Come far sì che la stampa serigrafica e il processo di tempra funzionino insieme senza problemi
Il problema principale legato all’unione tra la stampa serigrafica e il processo di tempra è rappresentato da una delicata equilibratura dei parametri necessari. In pratica, si tratta di gestire un equilibrio estremamente precario… come se si stesse maneggiando il fuoco, letteralmente.
Se si aumenta troppo rapidamente la temperatura, l’inchiostro potrebbe scoppiare o staccarsi completamente dal vetro. Ma se si procede troppo lentamente, si creano delle differenze di tensione nel vetro, con conseguente riduzione della sua resistenza meccanica. Per evitare questo problema, utilizziamo lampade a raggi infrarossi a breve lunghezza d’onda per mantenere un equilibrio ottimale.
I problemi legati al calore e all’inchiostro
Il vero problema è che l’inchiostro e il vetro trasparente reagiscono in modo diverso al calore. L’inchiostro assorbe l’energia dei raggi infrarossi molto più velocemente del vetro stesso. Se la temperatura è troppo elevata, la superficie dell’inchiostro inizia a “cuocersi” prima ancora che il nucleo del vetro si riscaldi. È un disastro. Ecco perché utilizziamo array di lampade a raggi infrarossi suddivisi in zone diverse. Regolando l’intensità della luce in ciascuna zona, è possibile mantenere stabile la temperatura della superficie. Così l’inchiostro rimane fermo, mentre il vetro raggiunge proprio quel punto di temperatura necessario per essere temprato correttamente.
Gli aspetti tecnici
Di solito utilizziamo lampade a quarzo ad alta potenza. Queste lampade producono una grande quantità di calore radiante; quindi non è necessario utilizzare forni enormi per portare a termine il lavoro. Tuttavia, queste lampade emettono una quantità incredibile di calore. Se non si prestano attenzione ai sistemi di raffreddamento e alle protezioni necessarie, si rischia di danneggiare i sensori o di far fondere i fili elettrici. È un compromesso, ma è gestibile se si scegliono i componenti giusti.
Nel reparto di produzione
Per quanto riguarda i cavi elettrici, preferiamo utilizzare alimentazioni ad alta tensione. È più efficiente per array di lampade di grandi dimensioni. Utilizziamo anche connettori resistenti, visto che l’espansione termica è reale. Non vogliamo che le lampade si danneggino o si brucino a causa del calore.

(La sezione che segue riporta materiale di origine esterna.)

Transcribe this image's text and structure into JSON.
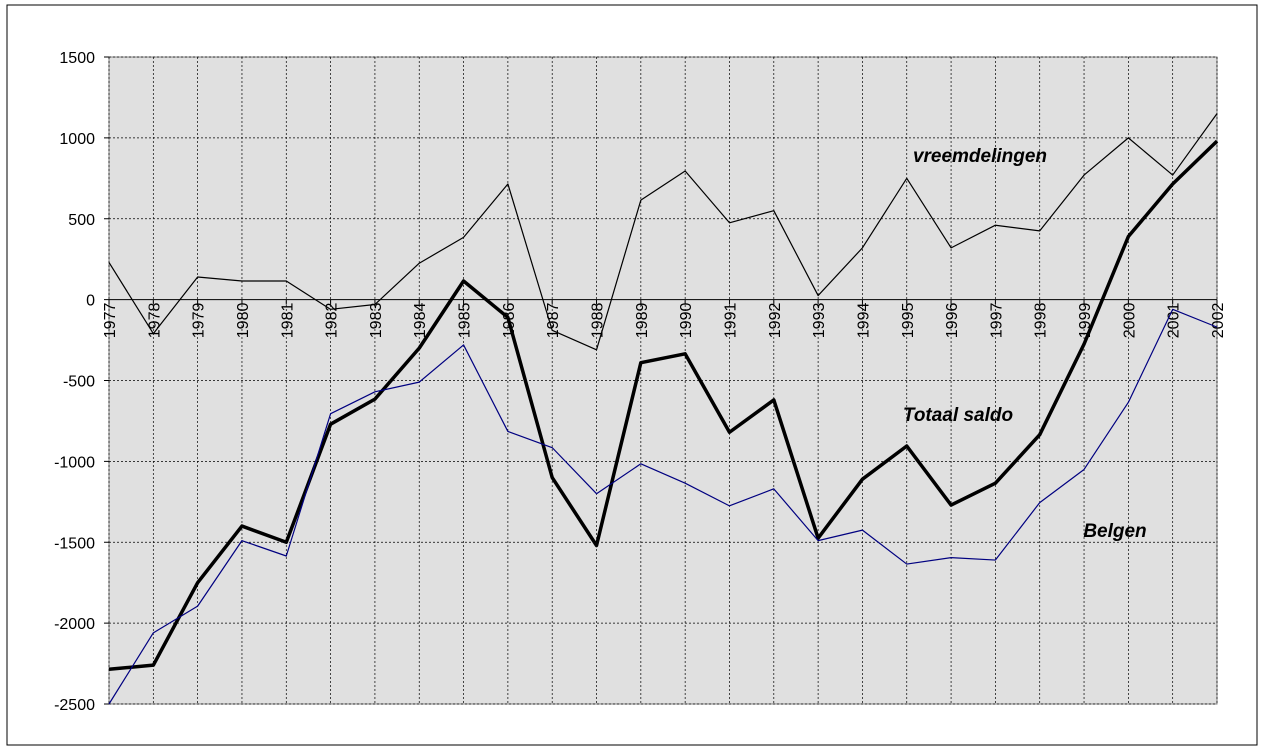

Per coloro che gestiscono il processo di produzione, tutto dipende dalla possibilità di ottenere risultati riproducibili. È importante che l’inchiostro venga indurito e il vetro preriscaldato in un’unica fase. Se notate che i motivi stampati diventano sfocati, provate ad abbassare l’intensità della luce nella prima zona, in modo che il vetro possa assorbire ulteriore calore. In questo modo l’inchiostro rimane fermo, mentre il vetro acquisisce la tensione interna necessaria per essere forte.